The adaptive psychological changes of elective induction of labor in breastfeeding women

2017 
Abstract Background Labor induction has been associated with breastfeeding suppression, but reasons for why this association exists have not been well determined. Methods We examined the influence of elective labor induction by vaginal prostaglandin at gestational week 41 + 3  days on affective, cognitive, and behavioural adaptations early in puerperium and on breastfeeding pattern at 1 and 3 months. Results One hundred and eighty consecutive puerperae were assigned to two groups: mothers having received vaginal prostaglandin E2 gel (Prepidil®, dinoprostone) before labor (PGE group, n  = 90) and mothers having received no treatment (unmedicated group, n  = 90). The day of discharge mothers completed the Edinburg Postnatal Depression Scale, (EPDS), State and Trait Anxiety Inventory (STAI-Y), and Mother to-Infant Bonding Scale (MIBS). Later they participated in telephone interviews concerning their breastfeeding practices at 1 and 3 months, which were classified according to WHO definitions. When compared with unmedicated, PGE group puerperae scored [median, (IQR)] significantly higher EPDS [9 (7–13) vs 5 (3–8), p 0.003], STAI-state [46 (39–51) vs 39 (34–48), p 0.002], STAI-trait [39 (36–48) vs 34 (32–45), p 0.04], and MIBS [10 (5.25–10) vs 5 (3–4), p 0.002] scores.
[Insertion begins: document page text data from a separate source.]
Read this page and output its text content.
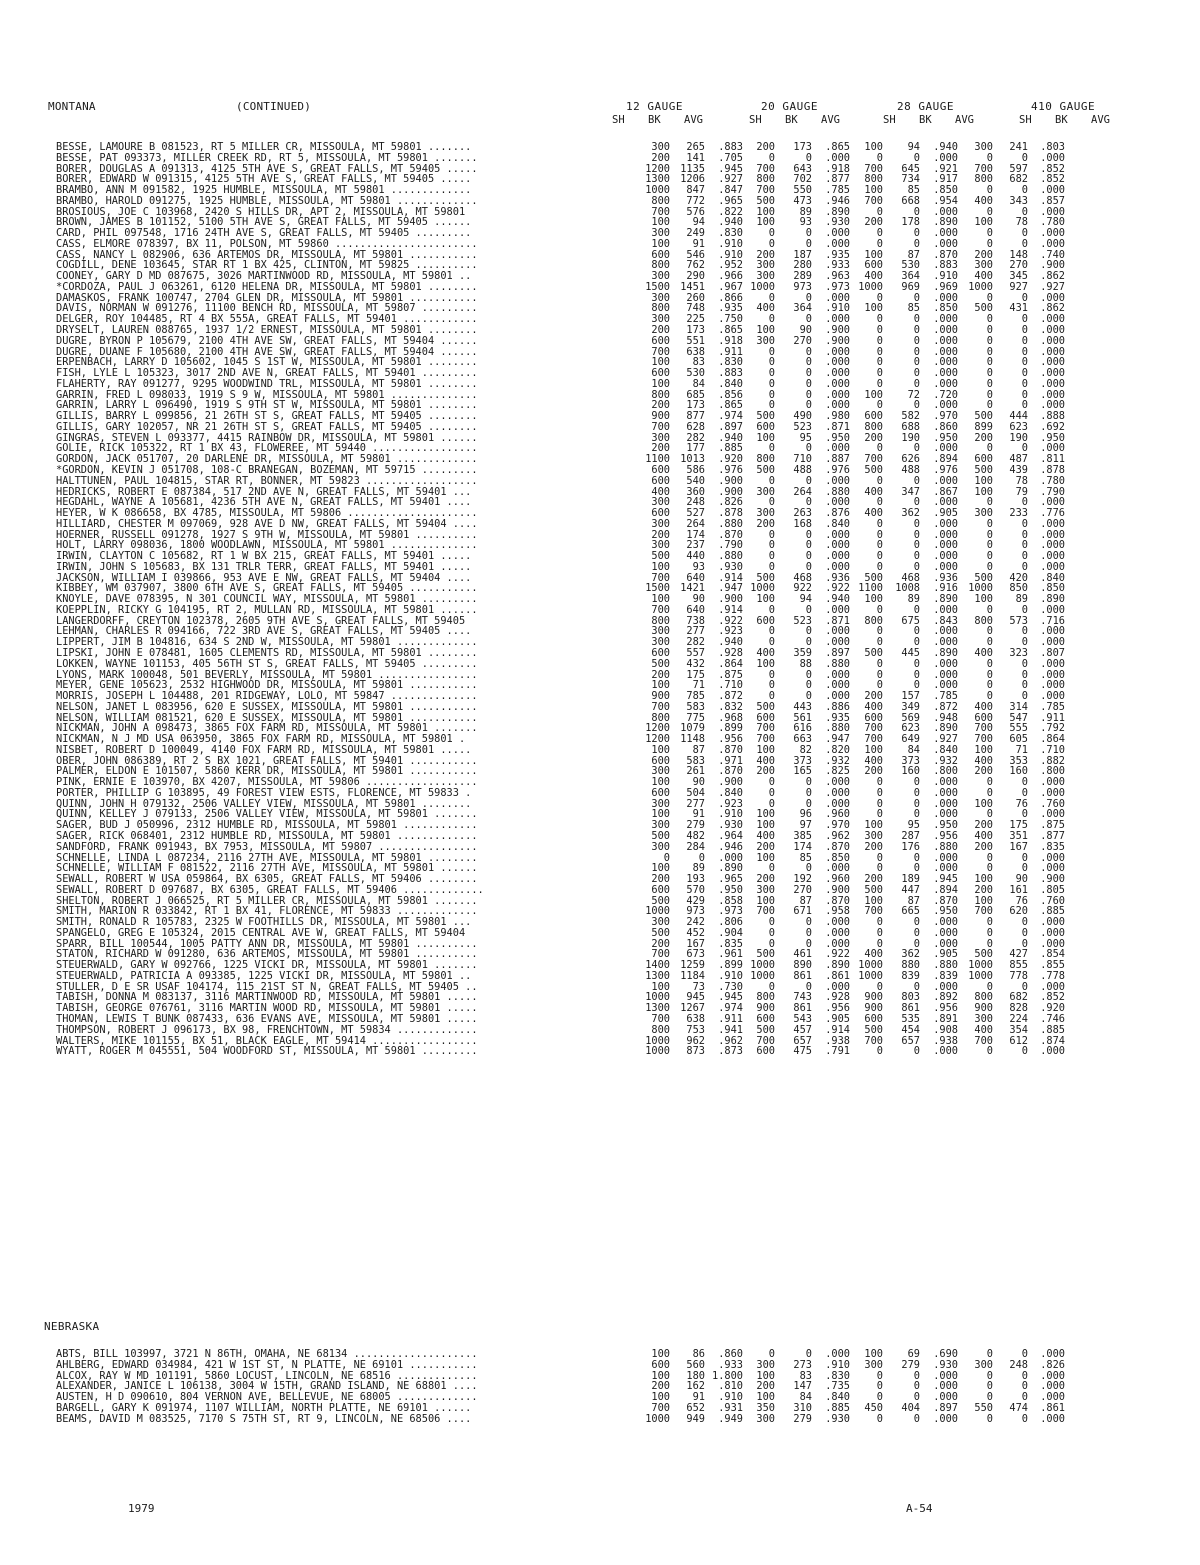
MONTANA	(CONTINUED)	12 GAUGE	20 GAUGE	28 GAUGE	410 GAUGE
SH BK AVG	SH BK AVG	SH BK AVG	SH BK AVG
BESSE, LAMOURE B 081523, RT 5 MILLER CR, MISSOULA, MT 59801 .......	300	265	.883	200	173	.865	100	94	.940	300	241	.803
BESSE, PAT 093373, MILLER CREEK RD, RT 5, MISSOULA, MT 59801 .......	200	141	.705	0	0	.000	0	0	.000	0	0	.000
BORER, DOUGLAS A 091313, 4125 5TH AVE S, GREAT FALLS, MT 59405 .....	1200 1135	.945	700	643	.918	700	645	.921	700	597	.852
BORER, EDWARD W 091315, 4125 5TH AVE S, GREAT FALLS, MT 59405 .....	1300 1206	.927	800	702	.877	800	734	.917	800	682	.852
BRAMBO, ANN M 091582, 1925 HUMBLE, MISSOULA, MT 59801 .............	1000	847	.847	700	550	.785	100	85	.850	0	0	.000
BRAMBO, HAROLD 091275, 1925 HUMBLE, MISSOULA, MT 59801 .............	800	772	.965	500	473	.946	700	668	.954	400	343	.857
BROSIOUS, JOE C 103968, 2420 S HILLS DR, APT 2, MISSOULA, MT 59801	700	576	.822	100	89	.890	0	0	.000	0	0	.000
BROWN, JAMES B 101152, 5100 5TH AVE S, GREAT FALLS, MT 59405 ......	100	94	.940	100	93	.930	200	178	.890	100	78	.780
CARD, PHIL 097548, 1716 24TH AVE S, GREAT FALLS, MT 59405 .........	300	249	.830	0	0	.000	0	0	.000	0	0	.000
CASS, ELMORE 078397, BX 11, POLSON, MT 59860 .......................	100	91	.910	0	0	.000	0	0	.000	0	0	.000
CASS, NANCY L 082906, 636 ARTEMOS DR, MISSOULA, MT 59801 ...........	600	546	.910	200	187	.935	100	87	.870	200	148	.740
COGDILL, DENE 103645, STAR RT 1 BX 425, CLINTON, MT 59825 ..........	800	762	.952	300	280	.933	600	530	.883	300	270	.900
COONEY, GARY D MD 087675, 3026 MARTINWOOD RD, MISSOULA, MT 59801 ..	300	290	.966	300	289	.963	400	364	.910	400	345	.862
*CORDOZA, PAUL J 063261, 6120 HELENA DR, MISSOULA, MT 59801 ........	1500 1451	.967 1000	973	.973 1000	969	.969 1000	927	.927
DAMASKOS, FRANK 100747, 2704 GLEN DR, MISSOULA, MT 59801 ...........	300	260	.866	0	0	.000	0	0	.000	0	0	.000
DAVIS, NORMAN W 091276, 11100 BENCH RD, MISSOULA, MT 59807 .........	800	748	.935	400	364	.910	100	85	.850	500	431	.862
DELGER, ROY 104485, RT 4 BX 555A, GREAT FALLS, MT 59401 ............	300	225	.750	0	0	.000	0	0	.000	0	0	.000
DRYSELT, LAUREN 088765, 1937 1/2 ERNEST, MISSOULA, MT 59801 ........	200	173	.865	100	90	.900	0	0	.000	0	0	.000
DUGRE, BYRON P 105679, 2100 4TH AVE SW, GREAT FALLS, MT 59404 ......	600	551	.918	300	270	.900	0	0	.000	0	0	.000
DUGRE, DUANE F 105680, 2100 4TH AVE SW, GREAT FALLS, MT 59404 ......	700	638	.911	0	0	.000	0	0	.000	0	0	.000
ERPENBACH, LARRY D 105602, 1045 S 1ST W, MISSOULA, MT 59801 ........	100	83	.830	0	0	.000	0	0	.000	0	0	.000
FISH, LYLE L 105323, 3017 2ND AVE N, GREAT FALLS, MT 59401 .........	600	530	.883	0	0	.000	0	0	.000	0	0	.000
FLAHERTY, RAY 091277, 9295 WOODWIND TRL, MISSOULA, MT 59801 ........	100	84	.840	0	0	.000	0	0	.000	0	0	.000
GARRIN, FRED L 098033, 1919 S 9 W, MISSOULA, MT 59801 ..............	800	685	.856	0	0	.000	100	72	.720	0	0	.000
GARRIN, LARRY L 096490, 1919 S 9TH ST W, MISSOULA, MT 59801 ........	200	173	.865	0	0	.000	0	0	.000	0	0	.000
GILLIS, BARRY L 099856, 21 26TH ST S, GREAT FALLS, MT 59405 ........	900	877	.974	500	490	.980	600	582	.970	500	444	.888
GILLIS, GARY 102057, NR 21 26TH ST S, GREAT FALLS, MT 59405 ........	700	628	.897	600	523	.871	800	688	.860	899	623	.692
GINGRAS, STEVEN L 093377, 4415 RAINBOW DR, MISSOULA, MT 59801 ......	300	282	.940	100	95	.950	200	190	.950	200	190	.950
GOLIE, RICK 105322, RT 1 BX 43, FLOWEREE, MT 59440 .................	200	177	.885	0	0	.000	0	0	.000	0	0	.000
GORDON, JACK 051707, 20 DARLENE DR, MISSOULA, MT 59801 .............	1100 1013	.920	800	710	.887	700	626	.894	600	487	.811
*GORDON, KEVIN J 051708, 108-C BRANEGAN, BOZEMAN, MT 59715 .........	600	586	.976	500	488	.976	500	488	.976	500	439	.878
HALTTUNEN, PAUL 104815, STAR RT, BONNER, MT 59823 ..................	600	540	.900	0	0	.000	0	0	.000	100	78	.780
HEDRICKS, ROBERT E 087384, 517 2ND AVE N, GREAT FALLS, MT 59401 ...	400	360	.900	300	264	.880	400	347	.867	100	79	.790
HEGDAHL, WAYNE A 105681, 4236 5TH AVE N, GREAT FALLS, MT 59401 ....	300	248	.826	0	0	.000	0	0	.000	0	0	.000
HEYER, W K 086658, BX 4785, MISSOULA, MT 59806 .....................	600	527	.878	300	263	.876	400	362	.905	300	233	.776
HILLIARD, CHESTER M 097069, 928 AVE D NW, GREAT FALLS, MT 59404 ....	300	264	.880	200	168	.840	0	0	.000	0	0	.000
HOERNER, RUSSELL 091278, 1927 S 9TH W, MISSOULA, MT 59801 ..........	200	174	.870	0	0	.000	0	0	.000	0	0	.000
HOLT, LARRY 098036, 1800 WOODLAWN, MISSOULA, MT 59801 ..............	300	237	.790	0	0	.000	0	0	.000	0	0	.000
IRWIN, CLAYTON C 105682, RT 1 W BX 215, GREAT FALLS, MT 59401 .....	500	440	.880	0	0	.000	0	0	.000	0	0	.000
IRWIN, JOHN S 105683, BX 131 TRLR TERR, GREAT FALLS, MT 59401 .....	100	93	.930	0	0	.000	0	0	.000	0	0	.000
JACKSON, WILLIAM I 039866, 953 AVE E NW, GREAT FALLS, MT 59404 ....	700	640	.914	500	468	.936	500	468	.936	500	420	.840
KIBBEY, WM 037907, 3800 6TH AVE S, GREAT FALLS, MT 59405 ...........	1500 1421	.947 1000	922	.922 1100	1008	.916 1000	850	.850
KNOYLE, DAVE 078395, N 301 COUNCIL WAY, MISSOULA, MT 59801 .........	100	90	.900	100	94	.940	100	89	.890	100	89	.890
KOEPPLIN, RICKY G 104195, RT 2, MULLAN RD, MISSOULA, MT 59801 ......	700	640	.914	0	0	.000	0	0	.000	0	0	.000
LANGERDORFF, CREYTON 102378, 2605 9TH AVE S, GREAT FALLS, MT 59405	800	738	.922	600	523	.871	800	675	.843	800	573	.716
LEHMAN, CHARLES R 094166, 722 3RD AVE S, GREAT FALLS, MT 59405 ....	300	277	.923	0	0	.000	0	0	.000	0	0	.000
LIPPERT, JIM B 104816, 634 S 2ND W, MISSOULA, MT 59801 .............	300	282	.940	0	0	.000	0	0	.000	0	0	.000
LIPSKI, JOHN E 078481, 1605 CLEMENTS RD, MISSOULA, MT 59801 ........	600	557	.928	400	359	.897	500	445	.890	400	323	.807
LOKKEN, WAYNE 101153, 405 56TH ST S, GREAT FALLS, MT 59405 .........	500	432	.864	100	88	.880	0	0	.000	0	0	.000
LYONS, MARK 100048, 501 BEVERLY, MISSOULA, MT 59801 ................	200	175	.875	0	0	.000	0	0	.000	0	0	.000
MEYER, GENE 105623, 2532 HIGHWOOD DR, MISSOULA, MT 59801 ...........	100	71	.710	0	0	.000	0	0	.000	0	0	.000
MORRIS, JOSEPH L 104488, 201 RIDGEWAY, LOLO, MT 59847 ..............	900	785	.872	0	0	.000	200	157	.785	0	0	.000
NELSON, JANET L 083956, 620 E SUSSEX, MISSOULA, MT 59801 ...........	700	583	.832	500	443	.886	400	349	.872	400	314	.785
NELSON, WILLIAM 081521, 620 E SUSSEX, MISSOULA, MT 59801 ...........	800	775	.968	600	561	.935	600	569	.948	600	547	.911
NICKMAN, JOHN A 098473, 3865 FOX FARM RD, MISSOULA, MT 59801 .......	1200 1079	.899	700	616	.880	700	623	.890	700	555	.792
NICKMAN, N J MD USA 063950, 3865 FOX FARM RD, MISSOULA, MT 59801 .	1200 1148	.956	700	663	.947	700	649	.927	700	605	.864
NISBET, ROBERT D 100049, 4140 FOX FARM RD, MISSOULA, MT 59801 .....	100	87	.870	100	82	.820	100	84	.840	100	71	.710
OBER, JOHN 086389, RT 2 S BX 1021, GREAT FALLS, MT 59401 ...........	600	583	.971	400	373	.932	400	373	.932	400	353	.882
PALMER, ELDON E 101507, 5860 KERR DR, MISSOULA, MT 59801 ...........	300	261	.870	200	165	.825	200	160	.800	200	160	.800
PINK, ERNIE E 103970, BX 4207, MISSOULA, MT 59806 ..................	100	90	.900	0	0	.000	0	0	.000	0	0	.000
PORTER, PHILLIP G 103895, 49 FOREST VIEW ESTS, FLORENCE, MT 59833 .	600	504	.840	0	0	.000	0	0	.000	0	0	.000
QUINN, JOHN H 079132, 2506 VALLEY VIEW, MISSOULA, MT 59801 ........	300	277	.923	0	0	.000	0	0	.000	100	76	.760
QUINN, KELLEY J 079133, 2506 VALLEY VIEW, MISSOULA, MT 59801 .......	100	91	.910	100	96	.960	0	0	.000	0	0	.000
SAGER, BUD J 050996, 2312 HUMBLE RD, MISSOULA, MT 59801 ............	300	279	.930	100	97	.970	100	95	.950	200	175	.875
SAGER, RICK 068401, 2312 HUMBLE RD, MISSOULA, MT 59801 .............	500	482	.964	400	385	.962	300	287	.956	400	351	.877
SANDFORD, FRANK 091943, BX 7953, MISSOULA, MT 59807 ................	300	284	.946	200	174	.870	200	176	.880	200	167	.835
SCHNELLE, LINDA L 087234, 2116 27TH AVE, MISSOULA, MT 59801 ........	0	0	.000	100	85	.850	0	0	.000	0	0	.000
SCHNELLE, WILLIAM F 081522, 2116 27TH AVE, MISSOULA, MT 59801 ......	100	89	.890	0	0	.000	0	0	.000	0	0	.000
SEWALL, ROBERT W USA 059864, BX 6305, GREAT FALLS, MT 59406 ........	200	193	.965	200	192	.960	200	189	.945	100	90	.900
SEWALL, ROBERT D 097687, BX 6305, GREAT FALLS, MT 59406 .............	600	570	.950	300	270	.900	500	447	.894	200	161	.805
SHELTON, ROBERT J 066525, RT 5 MILLER CR, MISSOULA, MT 59801 .......	500	429	.858	100	87	.870	100	87	.870	100	76	.760
SMITH, MARION R 033842, RT 1 BX 41, FLORENCE, MT 59833 .............	1000	973	.973	700	671	.958	700	665	.950	700	620	.885
SMITH, RONALD R 105783, 2325 W FOOTHILLS DR, MISSOULA, MT 59801 ...	300	242	.806	0	0	.000	0	0	.000	0	0	.000
SPANGELO, GREG E 105324, 2015 CENTRAL AVE W, GREAT FALLS, MT 59404	500	452	.904	0	0	.000	0	0	.000	0	0	.000
SPARR, BILL 100544, 1005 PATTY ANN DR, MISSOULA, MT 59801 ..........	200	167	.835	0	0	.000	0	0	.000	0	0	.000
STATON, RICHARD W 091280, 636 ARTEMOS, MISSOULA, MT 59801 ..........	700	673	.961	500	461	.922	400	362	.905	500	427	.854
STEUERWALD, GARY W 092766, 1225 VICKI DR, MISSOULA, MT 59801 .......	1400 1259	.899 1000	890	.890 1000	880	.880 1000	855	.855
STEUERWALD, PATRICIA A 093385, 1225 VICKI DR, MISSOULA, MT 59801 ..	1300 1184	.910 1000	861	.861 1000	839	.839 1000	778	.778
STULLER, D E SR USAF 104174, 115 21ST ST N, GREAT FALLS, MT 59405 ..	100	73	.730	0	0	.000	0	0	.000	0	0	.000
TABISH, DONNA M 083137, 3116 MARTINWOOD RD, MISSOULA, MT 59801 .....	1000	945	.945	800	743	.928	900	803	.892	800	682	.852
TABISH, GEORGE 076761, 3116 MARTIN WOOD RD, MISSOULA, MT 59801 .....	1300 1267	.974	900	861	.956	900	861	.956	900	828	.920
THOMAN, LEWIS T BUNK 087433, 636 EVANS AVE, MISSOULA, MT 59801 .....	700	638	.911	600	543	.905	600	535	.891	300	224	.746
THOMPSON, ROBERT J 096173, BX 98, FRENCHTOWN, MT 59834 .............	800	753	.941	500	457	.914	500	454	.908	400	354	.885
WALTERS, MIKE 101155, BX 51, BLACK EAGLE, MT 59414 .................	1000	962	.962	700	657	.938	700	657	.938	700	612	.874
WYATT, ROGER M 045551, 504 WOODFORD ST, MISSOULA, MT 59801 .........	1000	873	.873	600	475	.791	0	0	.000	0	0	.000
NEBRASKA
ABTS, BILL 103997, 3721 N 86TH, OMAHA, NE 68134 ....................	100	86	.860	0	0	.000	100	69	.690	0	0	.000
AHLBERG, EDWARD 034984, 421 W 1ST ST, N PLATTE, NE 69101 ...........	600	560	.933	300	273	.910	300	279	.930	300	248	.826
ALCOX, RAY W MD 101191, 5860 LOCUST, LINCOLN, NE 68516 .............	100	180 1.800	100	83	.830	0	0	.000	0	0	.000
ALEXANDER, JANICE L 106138, 3004 W 15TH, GRAND ISLAND, NE 68801 ....	200	162	.810	200	147	.735	0	0	.000	0	0	.000
AUSTEN, H D 090610, 804 VERNON AVE, BELLEVUE, NE 68005 .............	100	91	.910	100	84	.840	0	0	.000	0	0	.000
BARGELL, GARY K 091974, 1107 WILLIAM, NORTH PLATTE, NE 69101 ......	700	652	.931	350	310	.885	450	404	.897	550	474	.861
BEAMS, DAVID M 083525, 7170 S 75TH ST, RT 9, LINCOLN, NE 68506 ....	1000	949	.949	300	279	.930	0	0	.000	0	0	.000
1979	A-54
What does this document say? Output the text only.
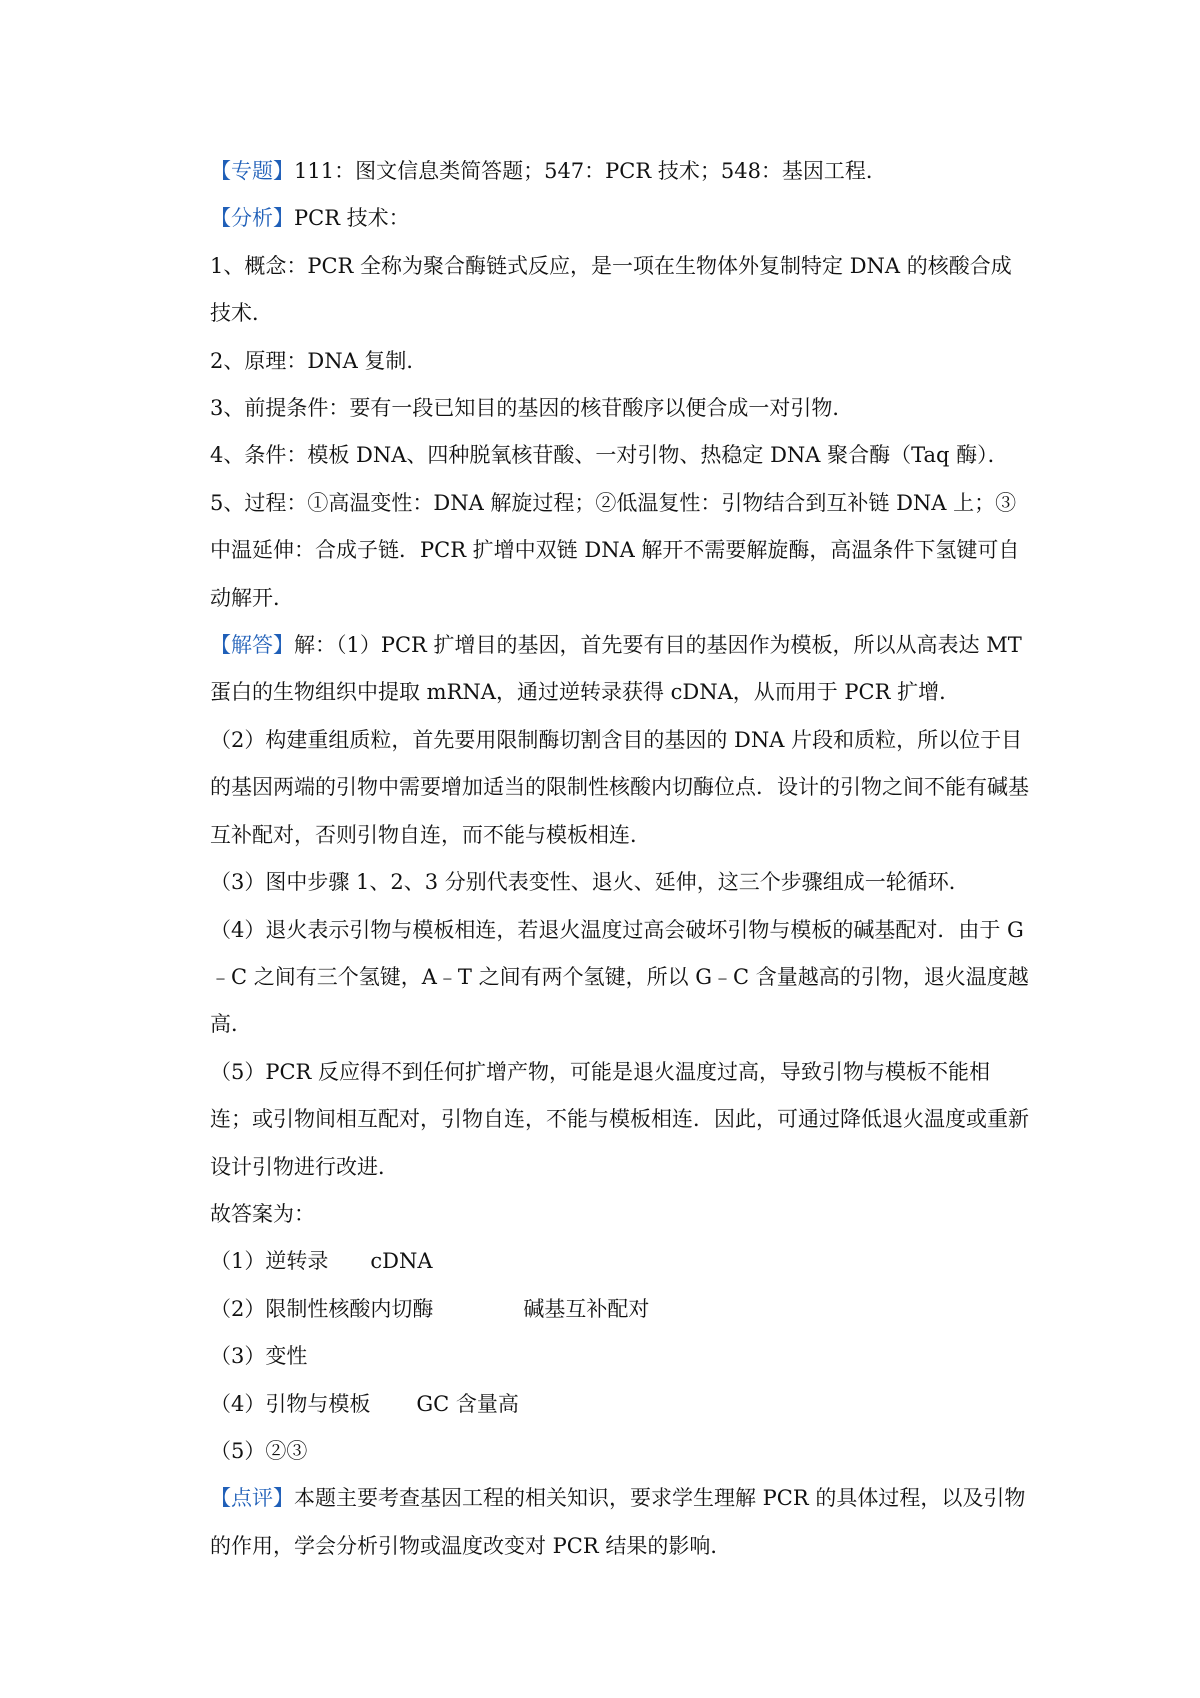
【专题】111：图文信息类简答题；547：PCR 技术；548：基因工程．

【分析】PCR 技术：

1、概念：PCR 全称为聚合酶链式反应，是一项在生物体外复制特定 DNA 的核酸合成技术．

2、原理：DNA 复制．

3、前提条件：要有一段已知目的基因的核苷酸序以便合成一对引物．

4、条件：模板 DNA、四种脱氧核苷酸、一对引物、热稳定 DNA 聚合酶（Taq 酶）．

5、过程：①高温变性：DNA 解旋过程；②低温复性：引物结合到互补链 DNA 上；③中温延伸：合成子链．PCR 扩增中双链 DNA 解开不需要解旋酶，高温条件下氢键可自动解开．

【解答】解：（1）PCR 扩增目的基因，首先要有目的基因作为模板，所以从高表达 MT 蛋白的生物组织中提取 mRNA，通过逆转录获得 cDNA，从而用于 PCR 扩增．

（2）构建重组质粒，首先要用限制酶切割含目的基因的 DNA 片段和质粒，所以位于目的基因两端的引物中需要增加适当的限制性核酸内切酶位点．设计的引物之间不能有碱基互补配对，否则引物自连，而不能与模板相连．

（3）图中步骤 1、2、3 分别代表变性、退火、延伸，这三个步骤组成一轮循环．

（4）退火表示引物与模板相连，若退火温度过高会破坏引物与模板的碱基配对．由于 G﹣C 之间有三个氢键，A﹣T 之间有两个氢键，所以 G﹣C 含量越高的引物，退火温度越高．

（5）PCR 反应得不到任何扩增产物，可能是退火温度过高，导致引物与模板不能相连；或引物间相互配对，引物自连，不能与模板相连．因此，可通过降低退火温度或重新设计引物进行改进．

故答案为：

（1）逆转录 cDNA

（2）限制性核酸内切酶	碱基互补配对

（3）变性

（4）引物与模板 GC 含量高

（5）②③

【点评】本题主要考查基因工程的相关知识，要求学生理解 PCR 的具体过程，以及引物的作用，学会分析引物或温度改变对 PCR 结果的影响．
In addition, while the breastfeeding practices were similar at hospital discharge, at follow-up the labor induced mothers were less likely to maintain full breastfeeding with respect to untreated mothers: 1 month (p 0.001); and 3 months (p 0.003). Conclusion We present evidence that elective induction of labor by prostaglandins at gestational week 41 + 3  days is associated with reduced exclusive breastfeeding rates at 1 and 3 months after discharge and higher EPDS, STAI, and MIBS scores.